The collapse of Lehmans Brothers - flashback to 2008


This case reminded me of the 2008 days when Lehman Brothers, a global, well-respected financial services firm collapsed and filed for bankruptcy within only a few days.


Although there were some discussions about selling Lehman Brothers to Bank of America, the sale was never completed because the US regulators refused to provide a federal guarantee or any other form of bailout. Some discussions were also made with Barclays but again, the sale was not completed.


The Lehman Brothers collapse had a domino effect on the financial industry back in 2008 that led to what we call "the global financial crisis". Companies, banks, money market funds and individuals worldwide lost vast amounts of funds due to their investments in Lehman Brothers. Some of these entities were forced to shut down.




Similarities between Lehmans Brothers and FTX


By examining the collapse of the two firms, there are some similarities since both companies:

  • assumed that the markets will always work to their benefit

  • there was a public belief that both companies were trustworthy and "too big to fail"

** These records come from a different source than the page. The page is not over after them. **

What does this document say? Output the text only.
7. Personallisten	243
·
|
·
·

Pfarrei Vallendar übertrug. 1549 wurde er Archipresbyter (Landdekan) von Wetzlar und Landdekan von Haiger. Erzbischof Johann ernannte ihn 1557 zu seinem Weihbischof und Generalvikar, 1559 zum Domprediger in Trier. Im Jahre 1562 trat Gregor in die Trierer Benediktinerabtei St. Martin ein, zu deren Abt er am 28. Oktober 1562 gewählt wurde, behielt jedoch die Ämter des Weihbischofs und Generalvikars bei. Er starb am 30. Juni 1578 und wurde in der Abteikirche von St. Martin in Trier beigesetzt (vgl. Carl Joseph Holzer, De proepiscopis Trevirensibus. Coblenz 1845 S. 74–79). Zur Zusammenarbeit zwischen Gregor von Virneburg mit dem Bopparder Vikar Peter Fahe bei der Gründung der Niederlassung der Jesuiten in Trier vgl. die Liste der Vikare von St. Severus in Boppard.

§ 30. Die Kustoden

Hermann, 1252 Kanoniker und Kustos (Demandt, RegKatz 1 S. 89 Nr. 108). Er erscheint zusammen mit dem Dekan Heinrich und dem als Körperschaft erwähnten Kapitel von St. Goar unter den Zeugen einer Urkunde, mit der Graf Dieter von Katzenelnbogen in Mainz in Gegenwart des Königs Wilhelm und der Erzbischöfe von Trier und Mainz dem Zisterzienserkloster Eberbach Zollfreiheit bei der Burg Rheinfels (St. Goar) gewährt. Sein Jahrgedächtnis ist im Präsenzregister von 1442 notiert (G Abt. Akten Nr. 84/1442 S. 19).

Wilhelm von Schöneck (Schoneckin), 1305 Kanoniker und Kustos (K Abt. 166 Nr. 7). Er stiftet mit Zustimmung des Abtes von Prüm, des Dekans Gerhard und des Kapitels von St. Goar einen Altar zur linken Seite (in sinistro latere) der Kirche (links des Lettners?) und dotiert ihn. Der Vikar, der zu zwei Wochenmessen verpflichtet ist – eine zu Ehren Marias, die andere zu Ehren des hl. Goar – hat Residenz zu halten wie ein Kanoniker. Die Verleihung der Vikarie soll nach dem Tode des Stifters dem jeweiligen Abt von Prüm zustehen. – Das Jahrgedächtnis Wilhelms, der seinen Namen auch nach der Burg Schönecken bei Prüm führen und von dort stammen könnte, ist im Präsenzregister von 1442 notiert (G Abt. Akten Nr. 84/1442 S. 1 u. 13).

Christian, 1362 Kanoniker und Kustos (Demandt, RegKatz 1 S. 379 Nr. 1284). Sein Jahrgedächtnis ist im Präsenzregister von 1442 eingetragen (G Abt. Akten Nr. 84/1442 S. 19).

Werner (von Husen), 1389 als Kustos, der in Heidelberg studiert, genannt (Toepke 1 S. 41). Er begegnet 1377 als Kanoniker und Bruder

  • used very bad risk management practices

  • went from top to bottom within a few days

  • were to be sold but the sale was not completed

  • the regulators were not willing to bail out either of them.

  • their failure had a domino effect on the industry.


Can regulation indeed help?


There were several discussions in the past regarding the need of regulating the crypto industry and the need for investor protection.


The truth is that regulations will not protect customers from losses when investing in high-risk products and products that they do not understand. However, regulations impose requirements on regulated entities to prevent bad practices that could harm or mislead investors when making investment decisions.


In the case of FTX where we have seen the following bad practices:


❌ Bad governance

❌ Inappropriate safeguarding of clients' funds

❌ No disclosures as to the way funds were used

❌ Fraud

❌ Market manipulation


These bad practices could have been prevented if FTX had appropriate procedures in place regarding governance, safeguarding, disclosure arrangements, fraud prevention and market abuse policies.


On the other side, the crypto industry is very different to the traditional financial industry and any regulations must be designed carefully, taking into consideration the specific nature of crypto, and in a way that will not "kill" the market.